Time and time again, we heard the same theme: in 1993-94, everyone supporting health care reform viewed the status quo as their preference if they couldn’t have reform just their way. This time it was different. The status quo was no longer an acceptable fallback.

The status quo is suddenly very much on the table.

Such is the impact of the unbelievable, unthinkable victory by Republican Scott Brown in the race for the Massachusetts Senate Seat formerly held by the late Ted Kennedy.

Sure, there are plenty of non-healthcare explanations for that outcome.

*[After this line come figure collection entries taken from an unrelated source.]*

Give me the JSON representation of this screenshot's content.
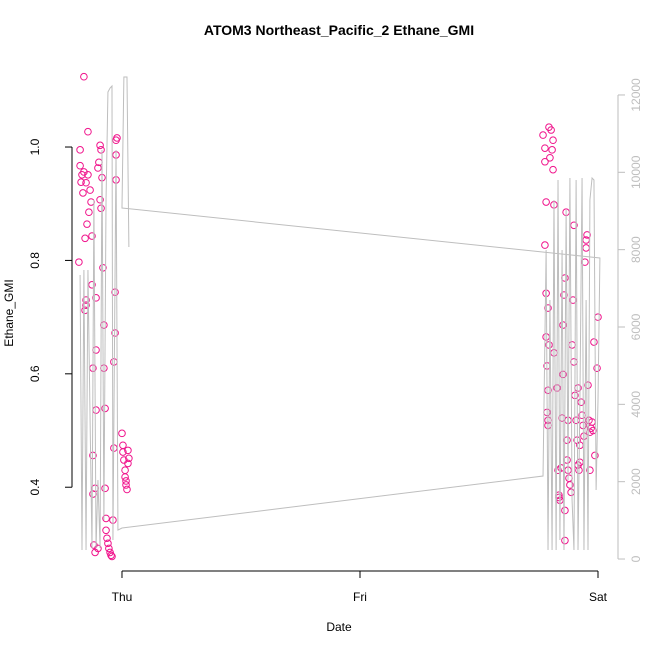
{
  "chart_data": {
    "type": "scatter",
    "title": "ATOM3 Northeast_Pacific_2 Ethane_GMI",
    "x_label": "Date",
    "y_label": "Ethane_GMI",
    "xlim": [
      -0.21,
      2.084
    ],
    "ylim": [
      0.254,
      1.157
    ],
    "y2lim": [
      -284,
      12956
    ],
    "xticks": [
      {
        "value": 0,
        "label": "Thu"
      },
      {
        "value": 1,
        "label": "Fri"
      },
      {
        "value": 2,
        "label": "Sat"
      }
    ],
    "yticks": [
      0.4,
      0.6,
      0.8,
      1.0
    ],
    "y2ticks": [
      0,
      2000,
      4000,
      6000,
      8000,
      10000,
      12000
    ],
    "y2_color": "#bebebe",
    "series": [
      {
        "type": "scatter",
        "color": "#f0148c",
        "x": [
          -0.16,
          -0.176,
          -0.176,
          -0.168,
          -0.172,
          -0.16,
          -0.164,
          -0.151,
          -0.143,
          -0.134,
          -0.13,
          -0.139,
          -0.147,
          -0.155,
          -0.126,
          -0.143,
          -0.181,
          -0.151,
          -0.155,
          -0.151,
          -0.126,
          -0.109,
          -0.109,
          -0.122,
          -0.109,
          -0.122,
          -0.113,
          -0.122,
          -0.118,
          -0.113,
          -0.101,
          -0.101,
          -0.097,
          -0.092,
          -0.088,
          -0.092,
          -0.088,
          -0.084,
          -0.08,
          -0.076,
          -0.076,
          -0.071,
          -0.071,
          -0.067,
          -0.067,
          -0.063,
          -0.059,
          -0.055,
          -0.05,
          -0.046,
          -0.042,
          -0.038,
          -0.034,
          -0.034,
          -0.029,
          -0.029,
          -0.025,
          -0.025,
          -0.021,
          -0.025,
          0,
          0.004,
          0.004,
          0.008,
          0.013,
          0.013,
          0.017,
          0.017,
          0.021,
          0.025,
          0.025,
          0.029,
          1.769,
          1.777,
          1.777,
          1.794,
          1.803,
          1.811,
          1.807,
          1.798,
          1.811,
          1.782,
          1.815,
          1.777,
          1.782,
          1.79,
          1.782,
          1.794,
          1.786,
          1.79,
          1.786,
          1.79,
          1.79,
          1.815,
          1.828,
          1.832,
          1.836,
          1.836,
          1.84,
          1.845,
          1.849,
          1.853,
          1.853,
          1.857,
          1.861,
          1.861,
          1.861,
          1.866,
          1.87,
          1.87,
          1.874,
          1.878,
          1.882,
          1.887,
          1.891,
          1.895,
          1.899,
          1.903,
          1.908,
          1.912,
          1.916,
          1.92,
          1.924,
          1.924,
          1.929,
          1.933,
          1.937,
          1.941,
          1.95,
          1.954,
          1.95,
          1.945,
          1.958,
          1.962,
          1.966,
          1.971,
          1.975,
          1.979,
          1.983,
          1.987,
          1.996,
          2.0,
          1.899,
          1.916,
          1.966,
          1.874
        ],
        "values": [
          1.124,
          0.995,
          0.967,
          0.951,
          0.938,
          0.956,
          0.919,
          0.937,
          0.951,
          0.924,
          0.903,
          0.885,
          0.864,
          0.839,
          0.843,
          1.027,
          0.797,
          0.73,
          0.712,
          0.721,
          0.757,
          0.734,
          0.642,
          0.61,
          0.536,
          0.456,
          0.398,
          0.388,
          0.298,
          0.285,
          0.292,
          0.963,
          0.973,
          1.003,
          0.995,
          0.907,
          0.892,
          0.946,
          0.787,
          0.686,
          0.61,
          0.539,
          0.398,
          0.345,
          0.324,
          0.31,
          0.301,
          0.292,
          0.285,
          0.28,
          0.278,
          0.342,
          0.469,
          0.621,
          0.672,
          0.744,
          0.942,
          0.986,
          1.016,
          1.012,
          0.495,
          0.474,
          0.462,
          0.448,
          0.43,
          0.418,
          0.411,
          0.404,
          0.396,
          0.465,
          0.442,
          0.451,
          1.021,
          0.974,
          0.998,
          1.035,
          1.03,
          1.012,
          0.995,
          0.981,
          0.96,
          0.903,
          0.898,
          0.827,
          0.742,
          0.716,
          0.665,
          0.651,
          0.614,
          0.571,
          0.532,
          0.518,
          0.509,
          0.637,
          0.575,
          0.43,
          0.386,
          0.382,
          0.377,
          0.434,
          0.522,
          0.599,
          0.686,
          0.739,
          0.769,
          0.359,
          0.306,
          0.885,
          0.483,
          0.448,
          0.43,
          0.416,
          0.404,
          0.391,
          0.651,
          0.73,
          0.621,
          0.562,
          0.518,
          0.483,
          0.439,
          0.43,
          0.444,
          0.474,
          0.55,
          0.527,
          0.509,
          0.49,
          0.836,
          0.845,
          0.822,
          0.797,
          0.58,
          0.518,
          0.497,
          0.504,
          0.515,
          0.5,
          0.656,
          0.456,
          0.61,
          0.7,
          0.862,
          0.575,
          0.43,
          0.518
        ]
      },
      {
        "type": "line",
        "axis": "y2",
        "color": "#bebebe",
        "x": [
          -0.176,
          -0.168,
          -0.16,
          -0.151,
          -0.143,
          -0.134,
          -0.126,
          -0.118,
          -0.109,
          -0.101,
          -0.092,
          -0.084,
          -0.076,
          -0.067,
          -0.059,
          -0.05,
          -0.042,
          -0.038,
          -0.034,
          -0.025,
          -0.017,
          0,
          1.769,
          1.782,
          1.79,
          1.798,
          1.807,
          1.815,
          1.824,
          1.832,
          1.84,
          1.849,
          1.857,
          1.866,
          1.874,
          1.882,
          1.891,
          1.899,
          1.908,
          1.916,
          1.924,
          1.933,
          1.941,
          1.95,
          1.958,
          1.966,
          1.975,
          1.983,
          1.992,
          2.0,
          2.008,
          0,
          0.008,
          0.021,
          0.029
        ],
        "values": [
          7344,
          233,
          7474,
          233,
          7474,
          3595,
          284,
          9284,
          284,
          2043,
          284,
          10577,
          1009,
          9284,
          12077,
          12180,
          12232,
          491,
          3595,
          10577,
          750,
          802,
          2146,
          7991,
          233,
          6698,
          233,
          9284,
          233,
          9801,
          491,
          7991,
          233,
          9025,
          2043,
          9853,
          1526,
          233,
          9801,
          233,
          4112,
          9853,
          233,
          6698,
          233,
          9284,
          9853,
          9801,
          1784,
          4112,
          7784,
          9077,
          12465,
          12465,
          8068
        ]
      }
    ]
  }
}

Plenty of folks blame the Democratic candidate, Martha Coakley, for a less than stellar performance. And special elections are always unpredictable. (We drew a comparison before between this race and the kind-of-the-same-but –exactly-the-opposite election of Harris Wofford in Pennsylvania almost 20 years ago.) And Massachusetts already has universal coverage--or as close to it as any federal health care legislation would deliver.

But this is politics and symbols matter. Ted Kennedy passed the mantle to Barack Obama and made health care his legacy issue. There can be no more potent symbol of repudiation for the current reform path than the election of an avowed health care reform opponent from the opposition party to fill his seat.

That silence you hear is the stunned contemplation of all parties to the health care reform debate that the status quo might just be what they end up with after all. All those lobbyists. All those hours. All those hearings, and mark-ups, and legislative drafts, and drafts of drafts. All for nothing?

Now, as President Obama likes to say, let me be clear. As of today, less than 48 hours after it really happened, no one can say for sure what the strategy on health care reform will be. Or, indeed, whether there will even be a strategy—since it is entirely possible that the Obama Administration, House Democrats and Senate Democrats will end up pursuing different ones.

And, as we point out in “The Pink Sheet” DAILY today, there are viable options to move forward, once the dust settles—many of which still seem attractive for biopharma companies.

But whatever happens next, we expect a key element will hinge on whether the stakeholders in the debate really meant what they said a year ago. Is the status quo really not a good outcome?

Because it is suddenly very much an option.


A. Lanine Pro said...

This is totally off topic, but I love that new pic of you and I'm guessing your hubby on the sidebar.

C. Holesterol said...

There are plenty of non-health care explanations for that outcome. Plenty of folks blame the Democratic candidate, Martha Coakley, for a less than stellar performance.